At the close of 2018, a new organization called Racing Safety United emerged with the intention of reducing drivers’ risk of being harmed.

RSU is made up of more than 30 members including former NASCAR Cup Series competitor Jerry Nadeau, two-time NASCAR Xfinity Series champion Randy LaJoie, NHRA team owner Don Schumacher and motorsports journalist Dick Berggren.

One of RSU’s first initiatives was to determine what current drivers thought of racing safety. The organization developed a 14-question survey and promoted it on select motorsports websites and forums. 

Participants were given the opportunity to disclose their identity or remain anonymous, and those who provided contact information were entered to win a $500 prize (for anonymous participants, the prize funds would be donated to a motorsports charity). 

More than 140 individuals participated in the survey over the course of 12 months. Below are the results of the survey:

Driver status

The vast majority of survey participants (60%) were amateur racers, while 26% of the participants were classified as Semi-Pro/Professional racers. The remaining 14% consisted of other individuals involved in the sport such as team owners and crew chiefs. 

When asked how frequently they race, 58% of driver respondents averaged 10 or more times per year on track, while 42% averaged 10 times or less.
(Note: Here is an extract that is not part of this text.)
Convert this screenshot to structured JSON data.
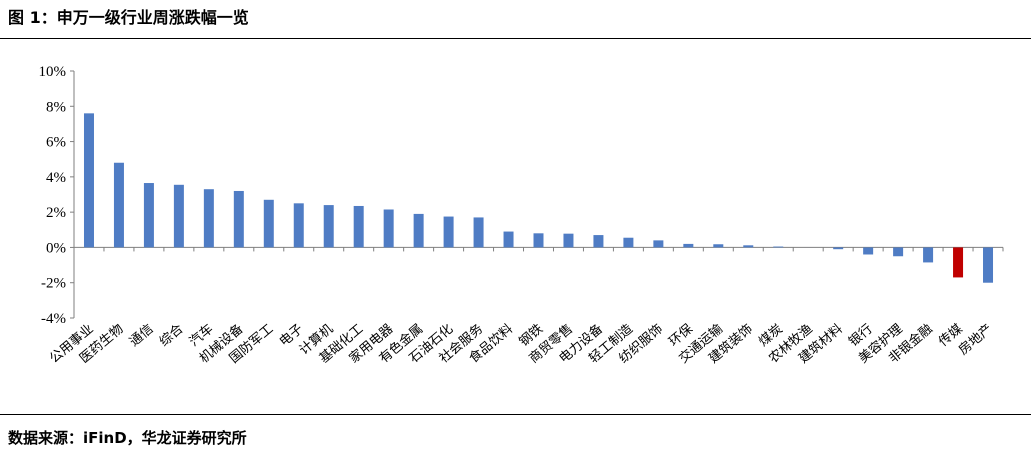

The top five tracks respondents said they raced most often: Road Atlanta (21 votes), Watkins Glen (17 votes), Virginia International Raceway (16 votes), Mid-Ohio (16 votes), and Road America (13 votes).

Vehicular damage, injuries common

Over a third of respondents said they had been injured while racing, and almost two-thirds sasid they had suffered severe vehicle damage while racing

Driver error was cited as the top cause of vehicle damage (42 mentions), followed by concrete walls (26 mentions), mechanical failures (24 mentions), and other drivers (19 mentions). The study concluded those results indicated a need for better driver training/coaching, energy absorbing walls, and more technical inspections.

Almost a quarter of drivers said they had experienced racing-related concussions, and nearly half the respondents said one or multiple concussions would affect their decision to race in the future. 

Drivers primarily influenced by peers 

Roughly half the drivers said they would consider adopting new safety equipment if influenced by another driver (51 total mentions) and/or if recommended by a sanctioning body (47 total mentions). The study concluded those results indicated a need for drivers to become safety advocates and educate other drivers and for sanctioning bodies to mandate safety equipment. 

Drivers concerned with concrete walls

Approximately three-quarters of the drivers surveyed said they believed certain race tracks were more dangerous than others. Nearly half the drivers surveyed believe that concrete walls were the primary cause of damage to drivers and vehicles. 

Drivers willing to help

Just more than three-quarters of the drivers surveyed said that they would be willing to join a safety alliance to advocate for safer tracks. Two-thirds of drivers said that they also would be willing to contribute to a motorsports safety fund.